Metadata for Regulatory Compliance and Personal Information Protection.
Metadata Describing Private Data
Ensuring that the private data stored by a business is adequately protected is increasingly the responsibility of a chief privacy officer (CPO). Typically, CPOs are responsible for ensuring privacy laws are complied with, identifying the data in a company that needs to be protected, developing policies to protect that data, and responding to any incidents that occur. Another common issue that must be dealt with is the changing definition of what information is regarded as personal, and therefore, needs to be safeguarded.
This cannot be accomplished without metadata management!
Basel II
The Basel II Accord, also referred to as the “New Capital Accord,” created a set of compliance requirements that provide risk management guidelines to banks around the world. Developed by an International Banking Committee based in Basel, Switzerland, local regulatory agencies will enforce these guidelines.
The accord has a direct effect on the amount of reserves that banks need to set aside for handling unexpected losses. If a bank’s risk management practices comply with the Basel II guidelines, the bank can keep less in their capital reserves and thus have more capital available for revenue generation.
But banks only realize that benefit if they can prove they have a trustworthy risk management system that does valid risk-related calculations that can be authenticated and traced in an audit. They must also maintain a transparent system that allows customers, investors, and other interested parties to evaluate the efficacy of the bank’s risk management practices.

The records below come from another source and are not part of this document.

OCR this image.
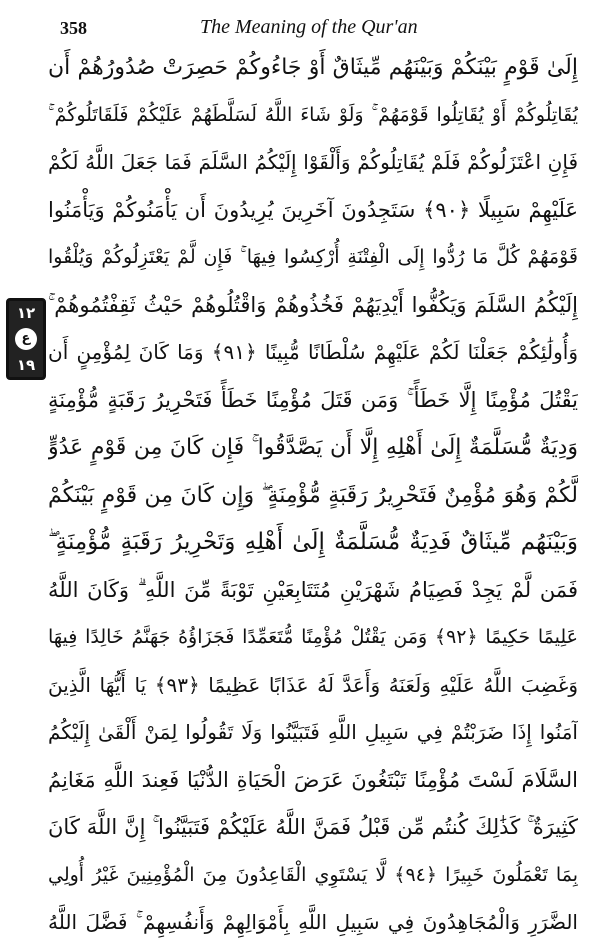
358	The Meaning of the Qur'an
١٢
ع
١٩
إِلَىٰ قَوْمٍ بَيْنَكُمْ وَبَيْنَهُم مِّيثَاقٌ أَوْ جَاءُوكُمْ حَصِرَتْ صُدُورُهُمْ أَن
يُقَاتِلُوكُمْ أَوْ يُقَاتِلُوا قَوْمَهُمْ ۚ وَلَوْ شَاءَ اللَّهُ لَسَلَّطَهُمْ عَلَيْكُمْ فَلَقَاتَلُوكُمْ ۚ
فَإِنِ اعْتَزَلُوكُمْ فَلَمْ يُقَاتِلُوكُمْ وَأَلْقَوْا إِلَيْكُمُ السَّلَمَ فَمَا جَعَلَ اللَّهُ لَكُمْ
عَلَيْهِمْ سَبِيلًا ﴿٩٠﴾ سَتَجِدُونَ آخَرِينَ يُرِيدُونَ أَن يَأْمَنُوكُمْ وَيَأْمَنُوا
قَوْمَهُمْ كُلَّ مَا رُدُّوا إِلَى الْفِتْنَةِ أُرْكِسُوا فِيهَا ۚ فَإِن لَّمْ يَعْتَزِلُوكُمْ وَيُلْقُوا
إِلَيْكُمُ السَّلَمَ وَيَكُفُّوا أَيْدِيَهُمْ فَخُذُوهُمْ وَاقْتُلُوهُمْ حَيْثُ ثَقِفْتُمُوهُمْ ۚ
وَأُولَٰئِكُمْ جَعَلْنَا لَكُمْ عَلَيْهِمْ سُلْطَانًا مُّبِينًا ﴿٩١﴾ وَمَا كَانَ لِمُؤْمِنٍ أَن
يَقْتُلَ مُؤْمِنًا إِلَّا خَطَأً ۚ وَمَن قَتَلَ مُؤْمِنًا خَطَأً فَتَحْرِيرُ رَقَبَةٍ مُّؤْمِنَةٍ
وَدِيَةٌ مُّسَلَّمَةٌ إِلَىٰ أَهْلِهِ إِلَّا أَن يَصَّدَّقُوا ۚ فَإِن كَانَ مِن قَوْمٍ عَدُوٍّ
لَّكُمْ وَهُوَ مُؤْمِنٌ فَتَحْرِيرُ رَقَبَةٍ مُّؤْمِنَةٍ ۖ وَإِن كَانَ مِن قَوْمٍ بَيْنَكُمْ
وَبَيْنَهُم مِّيثَاقٌ فَدِيَةٌ مُّسَلَّمَةٌ إِلَىٰ أَهْلِهِ وَتَحْرِيرُ رَقَبَةٍ مُّؤْمِنَةٍ ۖ
فَمَن لَّمْ يَجِدْ فَصِيَامُ شَهْرَيْنِ مُتَتَابِعَيْنِ تَوْبَةً مِّنَ اللَّهِ ۗ وَكَانَ اللَّهُ
عَلِيمًا حَكِيمًا ﴿٩٢﴾ وَمَن يَقْتُلْ مُؤْمِنًا مُّتَعَمِّدًا فَجَزَاؤُهُ جَهَنَّمُ خَالِدًا فِيهَا
وَغَضِبَ اللَّهُ عَلَيْهِ وَلَعَنَهُ وَأَعَدَّ لَهُ عَذَابًا عَظِيمًا ﴿٩٣﴾ يَا أَيُّهَا الَّذِينَ
آمَنُوا إِذَا ضَرَبْتُمْ فِي سَبِيلِ اللَّهِ فَتَبَيَّنُوا وَلَا تَقُولُوا لِمَنْ أَلْقَىٰ إِلَيْكُمُ
السَّلَامَ لَسْتَ مُؤْمِنًا تَبْتَغُونَ عَرَضَ الْحَيَاةِ الدُّنْيَا فَعِندَ اللَّهِ مَغَانِمُ
كَثِيرَةٌ ۚ كَذَٰلِكَ كُنتُم مِّن قَبْلُ فَمَنَّ اللَّهُ عَلَيْكُمْ فَتَبَيَّنُوا ۚ إِنَّ اللَّهَ كَانَ
بِمَا تَعْمَلُونَ خَبِيرًا ﴿٩٤﴾ لَّا يَسْتَوِي الْقَاعِدُونَ مِنَ الْمُؤْمِنِينَ غَيْرُ أُولِي
الضَّرَرِ وَالْمُجَاهِدُونَ فِي سَبِيلِ اللَّهِ بِأَمْوَالِهِمْ وَأَنفُسِهِمْ ۚ فَضَّلَ اللَّهُ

While Basel II makes no references to metadata, banks can only meet key requirements in the accord if they effectively capture and preserve metadata and Basel requires a history of metadata.
Sarbanes Oxley
- Sarbanes-Oxley (S-OX) includes among its many requirements, “Internal controls and procedures for financial reporting,” which require CEO’s and CFO’s to:
- Certify the contents of their corporate reports.
- Provide an assessment of internal controls for all systems used to generate and deliver financial reports.
- Not only document internal procedures, but demonstrate adherence.
SEC rules mandate “policies and procedures in addition to the control environment… including adequate safeguards over access to programs and data files.” Auditors will tell you that rules that apply to data also apply to metadata (information about information), and business rules making a controlled, auditable process for metadata management, a critical business imperative for public companies.
Metadata for Compliance Points to Ponder
- When it comes to data quality and information integrity, information about the data (metadata) is as important as the data itself. Metadata plays a key role in how people generate, store, track, retrieve, report, and deliver information. Including information within financial statements.
- Metadata provides the underlying definition and audit ability that defines how information flows.
- As such, metadata touches the complete family of sources (documents, spreadsheets, databases and applications) that are used when compiling financial reports.
- Oversight represents a best-practice and critical-to-quality element, which should be reviewed during an IT system audit.
- One urgent, aspect of Sarbanes-Oxley compliance involves enterprise-level control of metadata.
- Inconsistency produces comparison problems or errors in reported data. If you think of structural and business metadata as the underlying definition of the information structures themselves, then what’s needed is a metadata repository that supports reconciling metadata across heterogeneous environments; and helps resolve interoperability problems: which can consume 30-50% of integration time and effort.